I heard / read somewhere:
**1 week in primary, 2 weeks in secondary, 3 weeks in the bottle, then into the fridge. If you don't secondary, then 2 weeks in the secondary and 3 weeks in the bottle.
That doesn't factor in the lag time that often happens to our yeast (as illustrated by the "Fermentation can take 72 hours...." thread. )
If you have a 3 day lag time while the yeast is reproducing, and then arbitrarily decide to rack your beer on the 7th day,
you are racking with only 4 days or so of fermentation and more than likely racking way too soon.
You see many threads were new brewers who do that panic becausue suddenly they see this ugly growth on top of their beer after a couple days in secondary. That growth we end up telling them after they post a picture is a krausen and it's because it wasn't finished fermenting to begin with, and got kicked up agin by racking.
OR they post after a week or two in secondary that their beer is stuck somewhere between 1.030 and 1.020....and we tell them that happened because they again racked too soon. and left the yeast they needed to finish the beer behind....
Or they rack over when there is still even a krauzen on top.
So I don't believe in using the 1-2-3 method unless you are counting 1 on the day you actually see a krauzened formed on top of their beer.
In Mr Wizard's colum in BYO awhile back he made an interesting analogy about brewing and baking....He said that egg timers are all well and good in the baking process but they only provide a "rule of thumb" as to when something is ready...recipes, oven types, heck even atmospheric conditions, STILL have more bearing on when a cake is ready than the time it says it will be done in the cook book.
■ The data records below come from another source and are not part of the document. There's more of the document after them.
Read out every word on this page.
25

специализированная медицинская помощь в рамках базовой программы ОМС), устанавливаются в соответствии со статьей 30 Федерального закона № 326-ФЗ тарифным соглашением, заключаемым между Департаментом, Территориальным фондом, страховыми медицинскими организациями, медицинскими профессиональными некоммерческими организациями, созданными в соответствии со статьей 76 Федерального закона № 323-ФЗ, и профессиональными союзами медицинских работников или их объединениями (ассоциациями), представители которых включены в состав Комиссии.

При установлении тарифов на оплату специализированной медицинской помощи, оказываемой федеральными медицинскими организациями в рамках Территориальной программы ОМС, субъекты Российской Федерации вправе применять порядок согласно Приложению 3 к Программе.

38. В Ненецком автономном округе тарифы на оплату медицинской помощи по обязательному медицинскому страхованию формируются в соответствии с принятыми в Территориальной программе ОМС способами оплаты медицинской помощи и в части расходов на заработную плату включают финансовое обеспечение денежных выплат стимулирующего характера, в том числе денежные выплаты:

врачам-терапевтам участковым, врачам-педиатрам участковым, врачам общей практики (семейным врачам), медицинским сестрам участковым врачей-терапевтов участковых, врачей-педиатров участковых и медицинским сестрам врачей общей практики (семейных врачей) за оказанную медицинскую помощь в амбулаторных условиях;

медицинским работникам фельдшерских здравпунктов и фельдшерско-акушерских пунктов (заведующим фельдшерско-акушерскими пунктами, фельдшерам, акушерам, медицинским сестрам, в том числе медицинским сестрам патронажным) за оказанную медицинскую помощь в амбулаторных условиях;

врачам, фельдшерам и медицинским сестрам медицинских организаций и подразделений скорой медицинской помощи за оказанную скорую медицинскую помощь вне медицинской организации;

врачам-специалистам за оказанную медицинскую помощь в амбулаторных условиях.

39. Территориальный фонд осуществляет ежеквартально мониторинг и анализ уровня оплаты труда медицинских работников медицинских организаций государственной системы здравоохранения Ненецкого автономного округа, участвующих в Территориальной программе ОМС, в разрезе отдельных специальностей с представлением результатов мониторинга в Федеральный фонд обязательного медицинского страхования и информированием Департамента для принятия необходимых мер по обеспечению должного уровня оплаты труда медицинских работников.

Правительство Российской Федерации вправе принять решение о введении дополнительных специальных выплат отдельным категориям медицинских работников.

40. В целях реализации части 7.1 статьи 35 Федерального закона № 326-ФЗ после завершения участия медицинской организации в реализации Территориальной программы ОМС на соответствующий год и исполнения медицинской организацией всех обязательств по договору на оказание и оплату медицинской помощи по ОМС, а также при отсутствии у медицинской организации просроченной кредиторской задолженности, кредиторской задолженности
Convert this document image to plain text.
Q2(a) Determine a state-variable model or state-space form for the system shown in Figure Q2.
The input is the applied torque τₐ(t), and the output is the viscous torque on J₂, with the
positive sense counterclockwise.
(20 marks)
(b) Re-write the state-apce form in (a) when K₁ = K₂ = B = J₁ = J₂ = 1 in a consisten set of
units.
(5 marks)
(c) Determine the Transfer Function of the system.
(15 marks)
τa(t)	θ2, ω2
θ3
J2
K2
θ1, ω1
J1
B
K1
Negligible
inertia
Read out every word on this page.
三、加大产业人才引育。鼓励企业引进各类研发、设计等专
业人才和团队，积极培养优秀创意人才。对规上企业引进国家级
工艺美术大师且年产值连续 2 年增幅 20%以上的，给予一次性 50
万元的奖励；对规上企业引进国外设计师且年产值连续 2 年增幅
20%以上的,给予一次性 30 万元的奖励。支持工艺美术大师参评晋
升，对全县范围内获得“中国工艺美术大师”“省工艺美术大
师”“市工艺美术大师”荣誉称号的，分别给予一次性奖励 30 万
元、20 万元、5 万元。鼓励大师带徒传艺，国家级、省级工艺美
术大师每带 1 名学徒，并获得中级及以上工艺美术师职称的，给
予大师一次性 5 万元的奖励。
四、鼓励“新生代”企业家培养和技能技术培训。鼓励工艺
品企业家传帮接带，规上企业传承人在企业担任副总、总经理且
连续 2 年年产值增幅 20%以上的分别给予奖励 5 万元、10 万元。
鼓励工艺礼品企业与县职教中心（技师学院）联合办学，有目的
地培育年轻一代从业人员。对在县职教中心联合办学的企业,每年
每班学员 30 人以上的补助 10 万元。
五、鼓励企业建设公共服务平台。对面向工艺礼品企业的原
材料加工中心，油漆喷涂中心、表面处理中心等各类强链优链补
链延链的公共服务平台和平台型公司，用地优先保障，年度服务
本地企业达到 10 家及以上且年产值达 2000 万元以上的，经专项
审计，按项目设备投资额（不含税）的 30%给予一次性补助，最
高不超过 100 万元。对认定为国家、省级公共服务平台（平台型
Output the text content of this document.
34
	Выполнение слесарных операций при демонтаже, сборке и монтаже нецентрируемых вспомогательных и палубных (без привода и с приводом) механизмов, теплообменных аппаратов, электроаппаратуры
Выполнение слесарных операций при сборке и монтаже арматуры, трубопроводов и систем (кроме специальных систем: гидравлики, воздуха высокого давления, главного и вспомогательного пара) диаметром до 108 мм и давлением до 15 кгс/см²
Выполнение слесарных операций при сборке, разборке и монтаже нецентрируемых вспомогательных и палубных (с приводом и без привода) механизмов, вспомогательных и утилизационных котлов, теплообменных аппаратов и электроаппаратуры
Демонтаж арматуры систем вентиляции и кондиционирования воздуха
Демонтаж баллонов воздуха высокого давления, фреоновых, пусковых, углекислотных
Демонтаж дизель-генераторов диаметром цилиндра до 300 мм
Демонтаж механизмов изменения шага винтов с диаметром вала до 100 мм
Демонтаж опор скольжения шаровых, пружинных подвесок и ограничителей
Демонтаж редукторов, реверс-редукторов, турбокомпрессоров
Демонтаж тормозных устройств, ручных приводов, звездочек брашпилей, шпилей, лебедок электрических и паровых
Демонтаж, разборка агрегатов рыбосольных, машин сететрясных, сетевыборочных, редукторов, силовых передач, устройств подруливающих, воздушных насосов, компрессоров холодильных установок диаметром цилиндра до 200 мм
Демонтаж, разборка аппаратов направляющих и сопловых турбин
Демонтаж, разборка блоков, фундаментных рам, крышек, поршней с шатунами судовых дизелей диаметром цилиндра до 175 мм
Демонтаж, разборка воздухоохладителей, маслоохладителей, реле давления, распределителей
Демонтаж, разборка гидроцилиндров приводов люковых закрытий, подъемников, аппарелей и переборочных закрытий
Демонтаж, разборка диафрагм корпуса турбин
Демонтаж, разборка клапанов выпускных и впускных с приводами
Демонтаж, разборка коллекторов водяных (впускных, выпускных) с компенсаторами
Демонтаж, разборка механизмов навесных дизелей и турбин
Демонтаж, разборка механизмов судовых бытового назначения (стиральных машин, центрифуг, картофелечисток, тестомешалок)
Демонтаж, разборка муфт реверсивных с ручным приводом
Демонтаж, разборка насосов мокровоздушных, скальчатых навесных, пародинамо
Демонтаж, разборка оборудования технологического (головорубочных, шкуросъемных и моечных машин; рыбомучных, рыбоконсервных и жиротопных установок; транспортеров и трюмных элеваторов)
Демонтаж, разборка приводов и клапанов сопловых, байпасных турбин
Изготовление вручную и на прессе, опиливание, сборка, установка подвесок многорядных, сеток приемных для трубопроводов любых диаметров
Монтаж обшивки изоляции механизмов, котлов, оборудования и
You STILL have to stick a toothpick in the center and pull it out to see if truly the cake is ready.....otherwise you may end up with a raw cake....
Not too different from our beers....We can have a rough idea when our beer is ready (or use the 1-2-3 rule which, like I said, doesn't factor in things like yeast lag time or even ambient temp during fermentation and do things to our beer willy nilly, like moving it too early, or thinking our beer is going to be drinkable at 3 weeks....but unless we actually stick "our toothpick" (the hydrometer) in and let it tell us when the yeasties are finished...we too can "f" our beer up.
You can't really do something arbitrarily, you have to learn to "read" your beers, the hydrometer is the best way to do that.
For me, the earliest I would leave my beer in primary is 14 days, but that's to rack to secondary for another two weeks or more if I'm adding something.
My aim is to make the best beer possible, so I am not trying to rush my beers through. I brew enough to have a huge pipeline, so if my beers average 2 months from grain to glass, and win me medals, I'm not going to change.
My answer to those folks who say they want to free up their primaries so they rush their beer through, I say,
get more primaries. Buckets are cheap.